Should I bother with deinit()?

I recently attempted to write a project in Zig, but was thwarted by this issue in zig-sqlite (I didn’t try very hard).

I ended up writing it in Go (see here), which I think was better for my sanity, but I’d like to at least partially make a Zig version for Edutainment purposes.

As a GC boy, I am new to memory management, and my question relates to whether or not deinit() functions are code clutter when using an Arena Allocator.

The project is a simple, short-lived CLI program that at most has to:

  1. Scan some folders
  2. Decrypt a sqlite db file.
  3. Load the sqlite db.
  4. Perform a handful of basic CRUD operations
  5. Save the db to disk
  6. Re-encrypt
  7. Shutdown

As I was handling some JSON conversion for a field, I ended up writing a few tests which required that I de-allocate memory properly, and it occurred to me that putting deinit() methods on my structs might be a waste of time.

IIUC, when using an arena allocator, not needing to manage lifetimes of structs inside that arena is one of the benefits, and all the calls you make to free are largely just slowing you down (at least in this context).

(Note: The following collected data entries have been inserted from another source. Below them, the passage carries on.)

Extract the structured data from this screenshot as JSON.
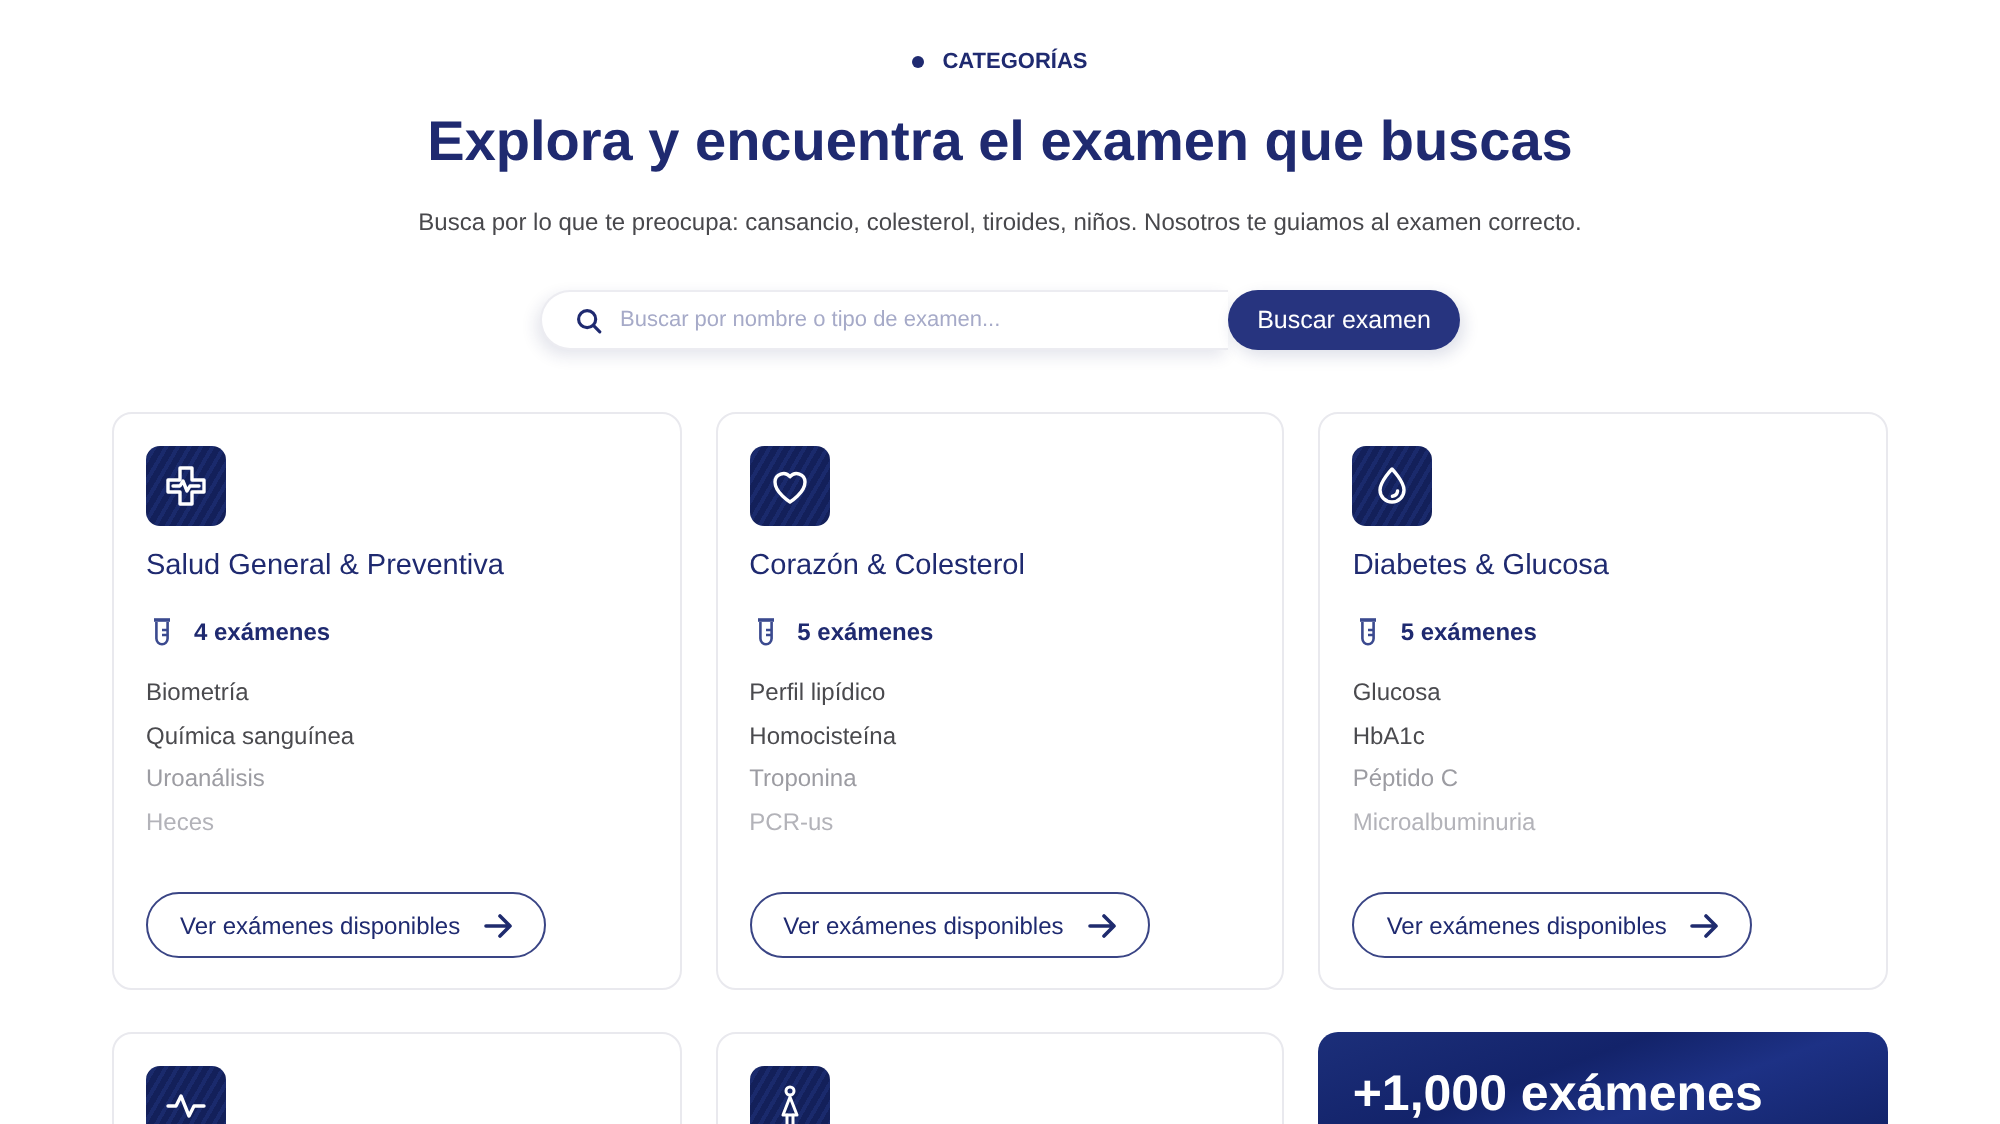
{
  "section": {
    "eyebrow": "CATEGORÍAS",
    "title": "Explora y encuentra el examen que buscas",
    "subtitle": "Busca por lo que te preocupa: cansancio, colesterol, tiroides, niños. Nosotros te guiamos al examen correcto."
  },
  "search": {
    "placeholder": "Buscar por nombre o tipo de examen...",
    "button": "Buscar examen"
  },
  "cards": [
    {
      "kind": "category",
      "title": "Salud General & Preventiva",
      "count": "4 exámenes",
      "exams": [
        {
          "name": "Biometría",
          "color": "#4a4a4e"
        },
        {
          "name": "Química sanguínea",
          "color": "#4a4a4e"
        },
        {
          "name": "Uroanálisis",
          "color": "#9c9ca2"
        },
        {
          "name": "Heces",
          "color": "#b3b3b9"
        }
      ],
      "action": "Ver exámenes disponibles"
    },
    {
      "kind": "category",
      "title": "Corazón & Colesterol",
      "count": "5 exámenes",
      "exams": [
        {
          "name": "Perfil lipídico",
          "color": "#4a4a4e"
        },
        {
          "name": "Homocisteína",
          "color": "#4a4a4e"
        },
        {
          "name": "Troponina",
          "color": "#9c9ca2"
        },
        {
          "name": "PCR-us",
          "color": "#b3b3b9"
        }
      ],
      "action": "Ver exámenes disponibles"
    },
    {
      "kind": "category",
      "title": "Diabetes & Glucosa",
      "count": "5 exámenes",
      "exams": [
        {
          "name": "Glucosa",
          "color": "#4a4a4e"
        },
        {
          "name": "HbA1c",
          "color": "#4a4a4e"
        },
        {
          "name": "Péptido C",
          "color": "#9c9ca2"
        },
        {
          "name": "Microalbuminuria",
          "color": "#b3b3b9"
        }
      ],
      "action": "Ver exámenes disponibles"
    },
    {
      "kind": "category"
    },
    {
      "kind": "category"
    },
    {
      "kind": "promo",
      "title": "+1,000 exámenes"
    }
  ]
}
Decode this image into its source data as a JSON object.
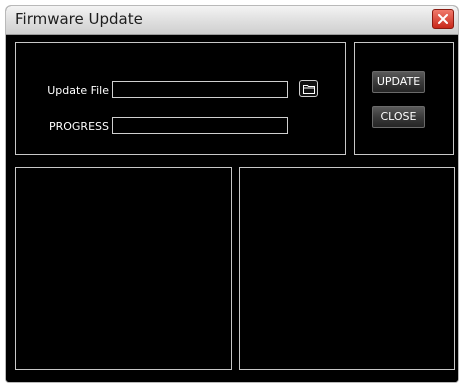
{
  "window": {
    "title": "Firmware Update",
    "close_icon": "close-x-icon"
  },
  "form": {
    "update_file_label": "Update File",
    "update_file_value": "",
    "browse_icon": "folder-open-icon",
    "progress_label": "PROGRESS",
    "progress_value": ""
  },
  "actions": {
    "update_label": "UPDATE",
    "close_label": "CLOSE"
  },
  "colors": {
    "background": "#000000",
    "panel_border": "#c8c8c8",
    "close_button": "#d9352a"
  }
}
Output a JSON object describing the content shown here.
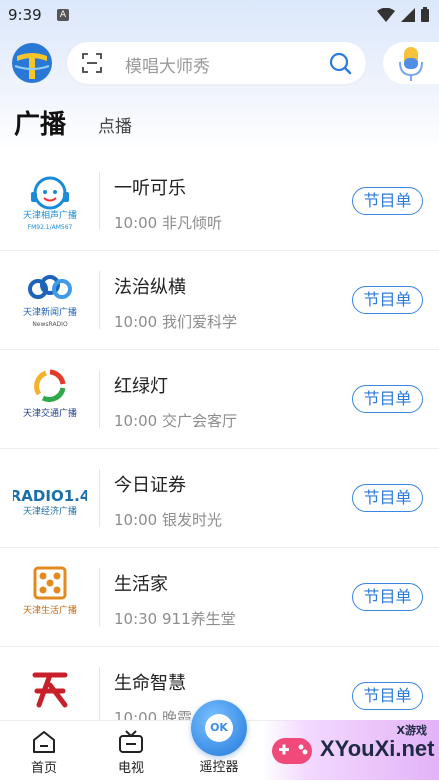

The way I see it, I have three choices:

  1. Put deinit() methods on everything that needs it, even though they’ll never be called in production. This clutters the codebase with things that aren’t strictly needed, but might make writing tests easier.
  2. Add comments documenting that these structs have memory that they aren’t cleaning up, but it’s okay because we expect them to be used with an arena allocator.
  3. Do nothing and have streamlined code that arguably has a flaw in it, but isn’t relevent to the actual use case.

Which should I go with? Are there any I missed?

Cheers :smiling_face_with_sunglasses:

Here’s the relevant code, any/all code review is welcome!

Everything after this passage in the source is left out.